The rebel government, in case you hadn’t figured it out, was the United States of America. Under the rules proposed by Palin, people like George Washington could have been labeled a terrorist and made to disappear by the government of the day.

There would have been no recourse. The government could label anyone a terrorist. There would be no checks or balances. No appeals.


Is terrorism like pornography?
At the same time, Tea Party Movement believes in limited government. Do these people really trust the federal government to do anything right? Do they trust the federal government to label someone a terrorist and not make a mistake? Are federal bureaucrats to be believed when they label something a national security matter? Before you answer those questions, remember how the federal government in the guise of the SEC mulled national security status for AIG details.

Are terrorists like pornographers? You know one when you see one?


St. Barack of Chicago disappoints
People are just getting crankier because money is getting tighter and tighter. The New Yorker article the Populism Problem outlines how the American electorate is just mad, but they are not sure what they want.

I wrote before that St. Barack of Chicago was likely to disappoint because expectations for this president were so high. And inevitably he has.

The divide isn’t just split along income lines, but there are generational fault lines in different countries, e.g. Canada and Greece:

And - as the youths wearing pig's head masks on the demo today were keen to point out - there are young people like them all across Southern Europe. Longer term it's a contagious youth unrest from Thessaloniki to Lisbon that Europe's leaders may have to watch out for: "The PIGS fight back," said the banners today.

Instead of a straight class divide this crisis has fuelled a more complicated generational one: older workers have been poor before and, some of them will privately admit, can survive being poor again. But for those in their early 20s to see all the aspirations fostered during the noughties cancelled indefinitely is a pretty hard pill to swallow.


Political extremism = Market volatility
Meanwhile, more and more states are getting into trouble, services get cut, taxes rise and the risks of populist social backlashes continue to rise. Consider this example of what happens when politics get polarized under economic stress.

Todd Harrison of Minyanville put it aptly [emphasis mine]:
Trust, credibility and faith are integral elements of financial stability. Perception is reality. It's not what is; it's what's perceived to be. Social mood and risk appetites shape the tape. These axioms should remain on our radar as we, the people, edge ahead.
David Merkel of Aleph Blog echoed similar sentiments recently, “Just be aware that sovereign volatility has negative impacts on asset prices.”

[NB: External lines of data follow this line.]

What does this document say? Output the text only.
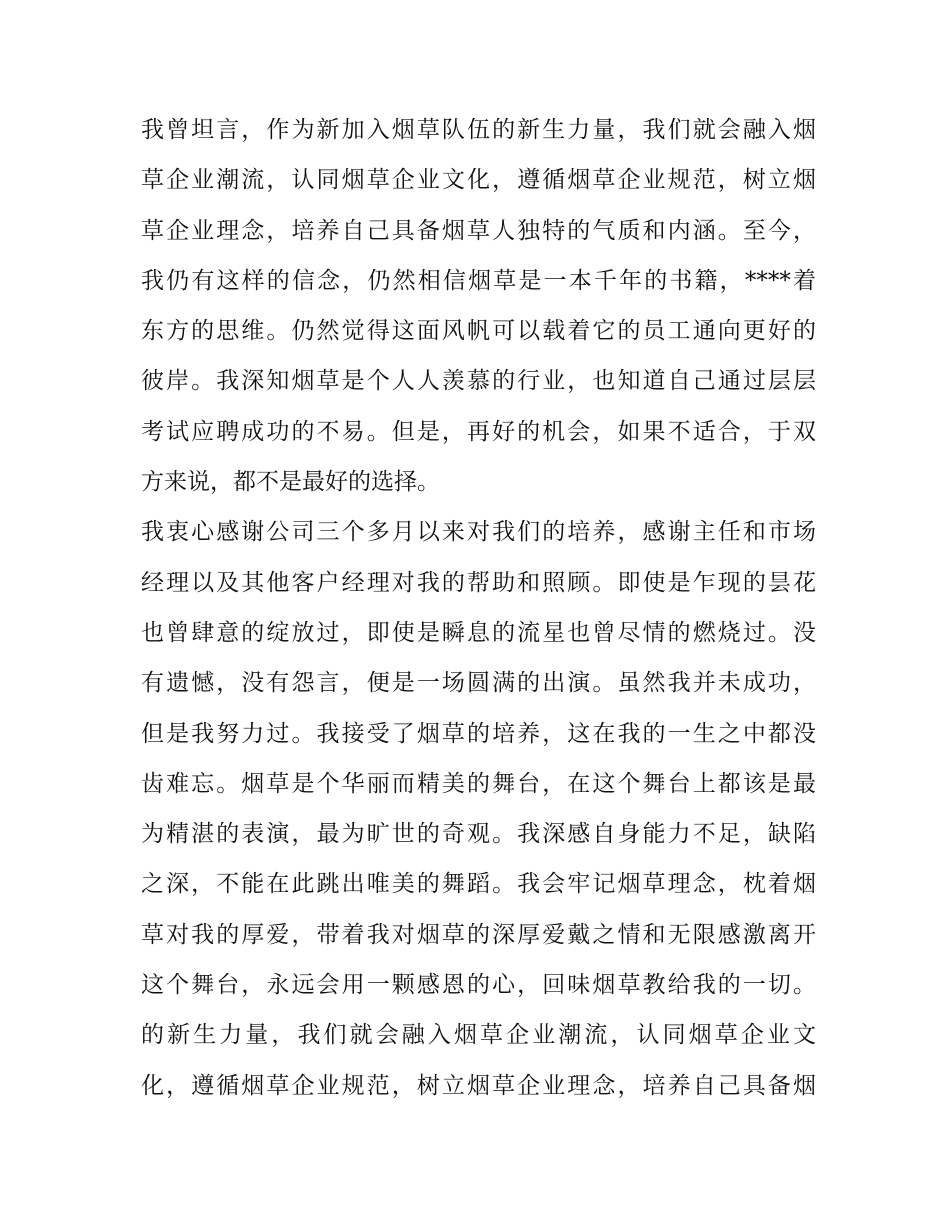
我曾坦言，作为新加入烟草队伍的新生力量，我们就会融入烟
草企业潮流，认同烟草企业文化，遵循烟草企业规范，树立烟
草企业理念，培养自己具备烟草人独特的气质和内涵。至今，
我仍有这样的信念，仍然相信烟草是一本千年的书籍，****着
东方的思维。仍然觉得这面风帆可以载着它的员工通向更好的
彼岸。我深知烟草是个人人羡慕的行业，也知道自己通过层层
考试应聘成功的不易。但是，再好的机会，如果不适合，于双
方来说，都不是最好的选择。
我衷心感谢公司三个多月以来对我们的培养，感谢主任和市场
经理以及其他客户经理对我的帮助和照顾。即使是乍现的昙花
也曾肆意的绽放过，即使是瞬息的流星也曾尽情的燃烧过。没
有遗憾，没有怨言，便是一场圆满的出演。虽然我并未成功，
但是我努力过。我接受了烟草的培养，这在我的一生之中都没
齿难忘。烟草是个华丽而精美的舞台，在这个舞台上都该是最
为精湛的表演，最为旷世的奇观。我深感自身能力不足，缺陷
之深，不能在此跳出唯美的舞蹈。我会牢记烟草理念，枕着烟
草对我的厚爱，带着我对烟草的深厚爱戴之情和无限感激离开
这个舞台，永远会用一颗感恩的心，回味烟草教给我的一切。
的新生力量，我们就会融入烟草企业潮流，认同烟草企业文
化，遵循烟草企业规范，树立烟草企业理念，培养自己具备烟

Addendum: I had a reader comment complaining about how I compared George Washington to Osama bin Laden and asking whether Cam stands for camedian. I believe that I published that comment but unfortunately the comment got lost and I apologize.

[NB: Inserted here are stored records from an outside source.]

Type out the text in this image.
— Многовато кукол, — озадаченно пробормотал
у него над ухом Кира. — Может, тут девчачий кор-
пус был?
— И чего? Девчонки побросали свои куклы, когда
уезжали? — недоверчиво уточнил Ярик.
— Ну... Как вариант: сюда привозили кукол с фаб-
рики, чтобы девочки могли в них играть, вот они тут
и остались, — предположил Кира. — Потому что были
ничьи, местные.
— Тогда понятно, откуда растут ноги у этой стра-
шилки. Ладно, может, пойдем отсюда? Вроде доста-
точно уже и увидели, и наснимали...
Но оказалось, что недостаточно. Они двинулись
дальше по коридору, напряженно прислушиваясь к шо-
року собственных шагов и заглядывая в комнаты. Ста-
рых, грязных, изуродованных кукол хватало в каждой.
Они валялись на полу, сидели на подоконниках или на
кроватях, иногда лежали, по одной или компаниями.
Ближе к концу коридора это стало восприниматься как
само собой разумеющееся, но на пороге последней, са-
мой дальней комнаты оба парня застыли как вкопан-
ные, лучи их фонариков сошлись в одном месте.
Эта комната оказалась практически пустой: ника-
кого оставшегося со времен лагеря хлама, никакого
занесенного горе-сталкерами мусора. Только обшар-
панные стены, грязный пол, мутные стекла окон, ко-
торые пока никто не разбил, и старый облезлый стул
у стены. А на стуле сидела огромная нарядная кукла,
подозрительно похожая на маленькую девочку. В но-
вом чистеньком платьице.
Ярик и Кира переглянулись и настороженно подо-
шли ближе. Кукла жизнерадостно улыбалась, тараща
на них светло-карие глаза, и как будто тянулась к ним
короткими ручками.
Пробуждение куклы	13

In reply to that comment, consider the following scenario:
A guerrilla sympathizer finds out that government troops are about to raid the town where he is living. The sympathizer then runs around the town to rally the other fighters to assemble and confront the government troops. Remember that these guerrillas don’t wear uniforms and melt into the population. In a conventional war, captured non-uniformed combatants are regarded as spies and not accorded the niceties of the Geneva Convention.

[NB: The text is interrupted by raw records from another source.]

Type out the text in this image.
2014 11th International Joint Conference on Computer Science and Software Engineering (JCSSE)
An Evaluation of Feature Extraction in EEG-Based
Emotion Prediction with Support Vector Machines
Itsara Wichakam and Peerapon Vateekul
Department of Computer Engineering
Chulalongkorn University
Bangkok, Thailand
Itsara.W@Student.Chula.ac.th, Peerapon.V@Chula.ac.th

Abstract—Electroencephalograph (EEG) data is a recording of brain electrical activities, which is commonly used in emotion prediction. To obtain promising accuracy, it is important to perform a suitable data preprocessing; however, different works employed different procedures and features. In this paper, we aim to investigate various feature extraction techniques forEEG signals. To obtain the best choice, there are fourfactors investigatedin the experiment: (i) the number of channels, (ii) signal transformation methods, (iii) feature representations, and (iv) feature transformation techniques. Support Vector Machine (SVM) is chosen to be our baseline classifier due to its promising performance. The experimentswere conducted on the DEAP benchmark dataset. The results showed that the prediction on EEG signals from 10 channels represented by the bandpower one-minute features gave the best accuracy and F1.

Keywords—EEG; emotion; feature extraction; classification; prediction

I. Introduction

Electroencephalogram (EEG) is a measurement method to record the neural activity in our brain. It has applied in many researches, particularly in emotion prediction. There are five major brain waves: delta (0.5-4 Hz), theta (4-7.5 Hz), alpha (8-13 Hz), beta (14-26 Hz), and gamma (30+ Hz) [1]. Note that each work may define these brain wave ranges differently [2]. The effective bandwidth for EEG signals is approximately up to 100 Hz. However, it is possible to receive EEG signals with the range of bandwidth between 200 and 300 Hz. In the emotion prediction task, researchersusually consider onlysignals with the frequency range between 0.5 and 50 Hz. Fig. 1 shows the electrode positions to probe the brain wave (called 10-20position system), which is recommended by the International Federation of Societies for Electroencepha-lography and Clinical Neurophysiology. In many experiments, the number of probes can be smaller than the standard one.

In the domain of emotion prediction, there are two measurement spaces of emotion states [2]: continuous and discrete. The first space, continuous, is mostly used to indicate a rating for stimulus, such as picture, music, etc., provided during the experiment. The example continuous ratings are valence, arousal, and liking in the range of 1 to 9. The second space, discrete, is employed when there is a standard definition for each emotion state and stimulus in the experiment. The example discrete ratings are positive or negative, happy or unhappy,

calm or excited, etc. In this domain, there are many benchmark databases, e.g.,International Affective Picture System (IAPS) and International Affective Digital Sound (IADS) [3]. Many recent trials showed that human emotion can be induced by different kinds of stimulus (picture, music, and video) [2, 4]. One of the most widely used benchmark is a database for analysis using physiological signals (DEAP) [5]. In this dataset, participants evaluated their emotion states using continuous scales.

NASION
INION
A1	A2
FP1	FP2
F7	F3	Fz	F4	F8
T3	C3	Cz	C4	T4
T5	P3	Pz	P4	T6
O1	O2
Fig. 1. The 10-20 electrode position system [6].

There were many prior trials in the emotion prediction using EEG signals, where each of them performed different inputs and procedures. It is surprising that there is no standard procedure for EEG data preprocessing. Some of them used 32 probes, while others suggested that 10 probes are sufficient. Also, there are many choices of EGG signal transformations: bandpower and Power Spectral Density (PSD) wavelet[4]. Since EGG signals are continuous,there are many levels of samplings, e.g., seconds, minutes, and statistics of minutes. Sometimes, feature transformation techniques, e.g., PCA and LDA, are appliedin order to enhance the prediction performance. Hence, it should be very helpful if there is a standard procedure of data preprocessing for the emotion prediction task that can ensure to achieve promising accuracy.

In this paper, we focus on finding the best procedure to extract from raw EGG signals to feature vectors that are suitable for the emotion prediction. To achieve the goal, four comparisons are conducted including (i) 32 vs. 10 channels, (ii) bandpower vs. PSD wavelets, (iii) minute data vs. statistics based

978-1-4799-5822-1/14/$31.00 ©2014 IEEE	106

Would that sympathizer be labelled a terrorist? If he is a terrorist, would you consider the head of his movement to be a terrorist?

Now consider the famous ride of Paul Revere and draw your own conclusions.
One man’s patriot is another’s terrorist.

3 comments:

dixie_flyer said...

the neocons have hijacked the tea party!

Kieran McCarthy said...

It's disappointing to see a movement that has broad-based appeal (a movement aimed at bringing government deficits to sustainable levels) get co-opted by bigoted extremists like Tancredo and dangerous, charismatic nitwits like Palin. The day they gain real power in the US is the day I join you in Canada.

keithpiccirillo said...

Last night on the Charlie Rose show, guest David Brooks expanded upon his usual short stints and very effectively explained his version of why Obama is struggling.